А ты, что, особенный? — спрашивал он себя. И отвечал, что да, не такой. Парни вокруг были разные, много студентов в этой их части, где надо не за танком бегать, а тумблеры на железных шкафах переключать. Но больше простых: из фабричных поселков, колхозов, горных аулов и таежных заимок, из дальних городков, где на Москву смотрят с завистью и оттого с презрением. Для каждого это была та же повинность, рекрутчина, что и во времена Петра: перетерпеть, ты же мужик, справишься, как отцы и деды. И для вот таких, рабоче-крестьянских… привычно оно, что ли, как осенняя слякоть. Как повод потом говорить: «не служил — не мужик». Они впрягались в лямку нехотя, с матерком, но привычно, даже почти охотно.

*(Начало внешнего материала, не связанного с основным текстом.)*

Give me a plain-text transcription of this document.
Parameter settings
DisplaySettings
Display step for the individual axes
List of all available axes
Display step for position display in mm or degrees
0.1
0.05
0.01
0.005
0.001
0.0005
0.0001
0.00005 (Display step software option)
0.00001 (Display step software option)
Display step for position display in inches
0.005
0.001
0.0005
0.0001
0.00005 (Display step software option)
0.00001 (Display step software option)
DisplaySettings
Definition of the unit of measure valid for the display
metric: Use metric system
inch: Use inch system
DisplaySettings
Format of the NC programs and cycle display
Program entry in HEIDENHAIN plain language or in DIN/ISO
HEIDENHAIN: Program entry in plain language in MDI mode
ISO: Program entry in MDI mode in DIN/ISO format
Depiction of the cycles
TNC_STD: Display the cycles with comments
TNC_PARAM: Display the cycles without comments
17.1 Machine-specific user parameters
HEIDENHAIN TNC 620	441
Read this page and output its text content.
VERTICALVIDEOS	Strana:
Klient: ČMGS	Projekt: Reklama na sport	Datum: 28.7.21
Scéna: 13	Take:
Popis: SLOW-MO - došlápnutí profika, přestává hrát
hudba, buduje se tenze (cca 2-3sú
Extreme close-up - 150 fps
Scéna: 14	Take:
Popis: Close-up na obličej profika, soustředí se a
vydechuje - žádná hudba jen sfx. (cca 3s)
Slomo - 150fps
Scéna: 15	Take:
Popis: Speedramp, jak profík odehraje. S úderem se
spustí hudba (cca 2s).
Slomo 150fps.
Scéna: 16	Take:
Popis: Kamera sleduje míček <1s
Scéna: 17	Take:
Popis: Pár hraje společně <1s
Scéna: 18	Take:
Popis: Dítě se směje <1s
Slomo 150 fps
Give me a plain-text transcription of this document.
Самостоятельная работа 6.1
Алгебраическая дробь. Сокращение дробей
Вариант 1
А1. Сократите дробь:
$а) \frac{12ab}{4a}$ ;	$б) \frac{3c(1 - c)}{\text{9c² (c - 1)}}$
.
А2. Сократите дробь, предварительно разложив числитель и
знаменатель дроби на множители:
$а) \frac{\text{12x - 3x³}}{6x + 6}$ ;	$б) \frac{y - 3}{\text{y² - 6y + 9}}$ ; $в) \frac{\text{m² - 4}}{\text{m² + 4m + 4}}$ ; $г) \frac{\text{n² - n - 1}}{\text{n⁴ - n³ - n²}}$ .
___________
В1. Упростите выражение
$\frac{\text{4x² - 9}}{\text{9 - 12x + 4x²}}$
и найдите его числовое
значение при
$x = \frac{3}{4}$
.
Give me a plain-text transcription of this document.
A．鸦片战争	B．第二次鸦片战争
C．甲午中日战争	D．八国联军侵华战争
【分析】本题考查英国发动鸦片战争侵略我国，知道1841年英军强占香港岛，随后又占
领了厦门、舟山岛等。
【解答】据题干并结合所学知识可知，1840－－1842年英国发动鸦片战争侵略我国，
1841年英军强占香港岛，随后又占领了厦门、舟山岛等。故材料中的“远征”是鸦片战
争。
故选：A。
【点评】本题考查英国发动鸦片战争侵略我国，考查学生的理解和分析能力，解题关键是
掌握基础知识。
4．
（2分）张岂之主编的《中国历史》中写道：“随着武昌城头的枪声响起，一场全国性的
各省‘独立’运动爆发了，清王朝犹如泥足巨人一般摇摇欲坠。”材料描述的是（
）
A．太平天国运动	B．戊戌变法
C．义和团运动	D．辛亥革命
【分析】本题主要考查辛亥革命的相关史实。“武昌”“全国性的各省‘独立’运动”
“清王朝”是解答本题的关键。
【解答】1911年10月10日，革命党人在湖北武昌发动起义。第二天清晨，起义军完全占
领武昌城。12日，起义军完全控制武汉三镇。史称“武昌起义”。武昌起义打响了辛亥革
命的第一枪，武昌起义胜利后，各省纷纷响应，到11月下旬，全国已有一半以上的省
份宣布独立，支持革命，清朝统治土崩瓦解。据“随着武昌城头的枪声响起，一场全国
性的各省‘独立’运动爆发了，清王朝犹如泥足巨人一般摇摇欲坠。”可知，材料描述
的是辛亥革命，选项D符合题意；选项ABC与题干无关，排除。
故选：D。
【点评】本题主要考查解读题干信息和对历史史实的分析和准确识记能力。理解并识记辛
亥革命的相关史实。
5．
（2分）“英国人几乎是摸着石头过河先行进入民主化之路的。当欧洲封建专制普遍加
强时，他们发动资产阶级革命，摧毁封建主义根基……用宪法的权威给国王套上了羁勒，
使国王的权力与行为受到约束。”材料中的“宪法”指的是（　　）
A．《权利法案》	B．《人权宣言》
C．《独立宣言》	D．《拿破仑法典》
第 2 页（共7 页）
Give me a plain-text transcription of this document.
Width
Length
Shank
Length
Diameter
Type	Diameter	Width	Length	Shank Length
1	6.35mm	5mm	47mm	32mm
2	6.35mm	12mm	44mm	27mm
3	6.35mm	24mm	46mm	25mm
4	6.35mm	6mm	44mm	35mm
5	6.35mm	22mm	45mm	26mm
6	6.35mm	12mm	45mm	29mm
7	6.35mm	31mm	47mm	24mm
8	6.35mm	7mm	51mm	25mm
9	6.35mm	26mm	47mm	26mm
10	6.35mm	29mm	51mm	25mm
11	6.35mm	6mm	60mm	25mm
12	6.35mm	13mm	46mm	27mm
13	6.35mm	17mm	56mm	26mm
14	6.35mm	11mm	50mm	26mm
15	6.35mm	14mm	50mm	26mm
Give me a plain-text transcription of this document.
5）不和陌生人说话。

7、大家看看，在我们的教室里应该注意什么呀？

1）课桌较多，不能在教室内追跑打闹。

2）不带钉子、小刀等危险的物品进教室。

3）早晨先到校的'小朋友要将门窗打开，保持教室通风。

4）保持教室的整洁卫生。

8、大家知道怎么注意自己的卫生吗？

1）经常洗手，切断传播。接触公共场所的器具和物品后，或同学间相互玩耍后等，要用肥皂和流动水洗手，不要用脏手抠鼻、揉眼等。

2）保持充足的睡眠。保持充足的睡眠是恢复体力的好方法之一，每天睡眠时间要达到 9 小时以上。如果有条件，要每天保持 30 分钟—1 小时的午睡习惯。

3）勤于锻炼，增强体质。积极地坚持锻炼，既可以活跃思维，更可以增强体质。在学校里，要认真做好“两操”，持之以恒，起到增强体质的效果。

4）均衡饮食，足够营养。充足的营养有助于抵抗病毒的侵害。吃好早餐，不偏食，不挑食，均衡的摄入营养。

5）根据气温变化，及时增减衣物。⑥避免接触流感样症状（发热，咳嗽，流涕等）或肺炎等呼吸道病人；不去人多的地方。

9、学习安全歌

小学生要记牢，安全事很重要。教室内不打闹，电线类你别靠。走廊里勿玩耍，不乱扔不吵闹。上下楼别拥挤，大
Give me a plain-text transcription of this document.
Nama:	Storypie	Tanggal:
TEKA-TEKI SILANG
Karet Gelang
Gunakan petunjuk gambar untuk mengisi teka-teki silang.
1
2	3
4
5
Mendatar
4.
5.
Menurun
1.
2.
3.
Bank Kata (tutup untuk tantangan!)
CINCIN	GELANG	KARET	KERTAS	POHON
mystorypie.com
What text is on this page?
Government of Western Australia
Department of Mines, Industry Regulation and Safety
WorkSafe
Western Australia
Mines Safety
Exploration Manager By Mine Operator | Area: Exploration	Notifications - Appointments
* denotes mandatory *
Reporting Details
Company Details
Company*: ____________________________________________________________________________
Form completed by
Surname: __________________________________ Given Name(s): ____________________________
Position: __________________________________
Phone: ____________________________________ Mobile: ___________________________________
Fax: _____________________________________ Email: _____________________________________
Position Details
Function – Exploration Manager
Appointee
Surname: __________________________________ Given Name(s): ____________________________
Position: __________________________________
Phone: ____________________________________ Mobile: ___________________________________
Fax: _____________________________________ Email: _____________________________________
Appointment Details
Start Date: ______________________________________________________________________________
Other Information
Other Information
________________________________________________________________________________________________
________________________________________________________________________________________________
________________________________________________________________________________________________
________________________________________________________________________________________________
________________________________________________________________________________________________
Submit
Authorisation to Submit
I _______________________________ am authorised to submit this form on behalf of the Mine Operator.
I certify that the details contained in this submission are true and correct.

А он — не хотел.
А может… ну правда, руки не под то заточены? Ну не было у него той деревенской или фабричной сноровки, которая любой труд переборет, даже и в охотку его возьмет. Полы мыть он вроде умел — но дочиста оттереть «взлетку» в казарме, длинную полосу линолеума, исшарканную за день двумя сотнями пар кирзачей, притом ночью, после отбоя, не зажигая света и не будя товарищей… это тебе не лобио кушать, не корневой аорист спрягать! Денис от всей души презирал эту мерзкую взлетку, эту дурацкую железную Машку (так называли утяжеленную щетку, которой драили линолеум), горсть порошка-посудомоя из столовой, брошенную в ведро, и собственную нерасторопность… Он вроде мыл — а не так. Не так чисто, не так быстро, не так равнодушно, как требовалось от дневального.
Или главное тут — подлое слово «ма-аасквич», с издевательским длинным этим «а», и к нему всепонимающе-презрительное «х.ли»? Вся их казарма — Советский Союз в миниатюре. Армяне не любят азеров, западенцы русаков, прибалты азиатов, горцы с Кабарды вообще держатся особняком, но все сходятся в неприязни к «ма-асквичам»: слишком сладко жрут, слишком мало вкалывают. Фишка легла родиться в столице, ну ничего, ща посмотрим, каковы они в деле, точно ли лучше нас…
В раннем, дошкольном детстве любовался он огромной (как тогда казалось) картой мира над своей кроваткой, сочинял кругосветные путешествия и заморские чудеса, но нет-нет да и глядел на ту заветную звездочку в верхней правой части (мы сверху, мы во всем правы!) и надписью «Москва». И замирал от незаслуженного счастья: надо же, ему довелось родиться в самой лучшей на свете стране, она называлась непонятными буквами СССР, но одно было ясно до донышка: такое счастье немногим достается. И мало того: в самом-самом главном городе-герое, возле рубиновой звезды, что шагнула на карту с кремлевской башни.